The novels that sprang from the white heat of events have been written. The best ''report from the front'' may have been Michael Herr's ''Dispatches.'' Robert Stone's ''Dog Soldiers'' showed how the war came home, bringing drugs and chaos with it.
Now, Ward Just, an able, intelligent journalist, has made a sincere attempt to bring to life the moral confusion in Washington during the '60s. He focuses on an ambitious but reflective congressman, Piatt Warden, his attractive wife, Marina, and Sam Joyce, an Army colonel who is lover to Marina but is married to the war. They are the center of a group of Washington movers and shakers - lawyers, journalists, politicians, CIA types, who talk about the war, worry about it, and conduct its business.
But the characters who might be vivid remain curiously offstage. Dennis McDonough, a member of the White House staff, who wrote a courageous memo opposing the war, never makes an appearance. He dies in an unexplained auto accident, existing only as a point of reference for his friends. And Sol Henderson, the soldier who lives the craziness and violence of Vietnam, appears most convincingly at a remove - on a television screen.
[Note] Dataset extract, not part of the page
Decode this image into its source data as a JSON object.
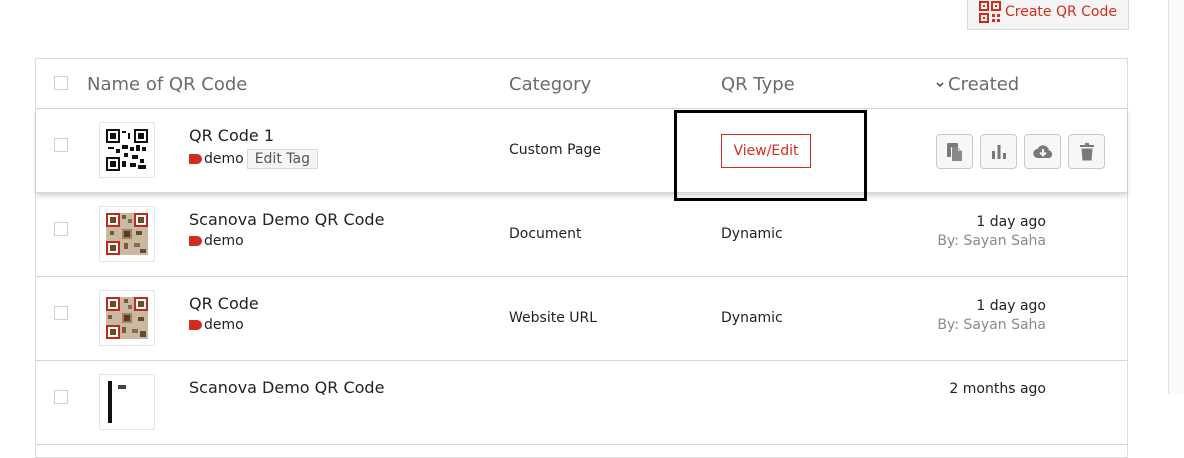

Of course, this is Just's point. Those at home are detached - mired in their professional middle-class guilt, compounded of halfhearted liberalism, quid pro quo, and accepted infidelities. But there is a muddy weariness to the novel, perhaps best expressed in the words of Sheila Dennahay, a Langley employee whose son is in Vietnam: ''Poor, poor Shakerville, tired of the war, exhausted with the war, fighting it all day in the office and then again at home and even at someone else's house. Stuffing ourselves on it, we're fat as geese with reports from the war.''
While the novel abounds in details that portray the world of power - Sam Joyce's visit to the President, an elegant and chilling duck shoot with the President's adviser, the slick machinations of the lawyer, Henry Costello - it remains unsatisfying as fiction. Perhaps the theme of inaction and ambiguity explains the lack of real plot and the peculiar structure of the book, which presents as a last scene the funeral of Dennis McDonough, who has already died at the start of the novel.
Those who do remember the war will recognize familiar landmarks and concepts, even ''the light at the end of the tunnel.'' But ''In the City of Fear'' just may not hold the attention of readers who require fresh instruction in the light of recent history.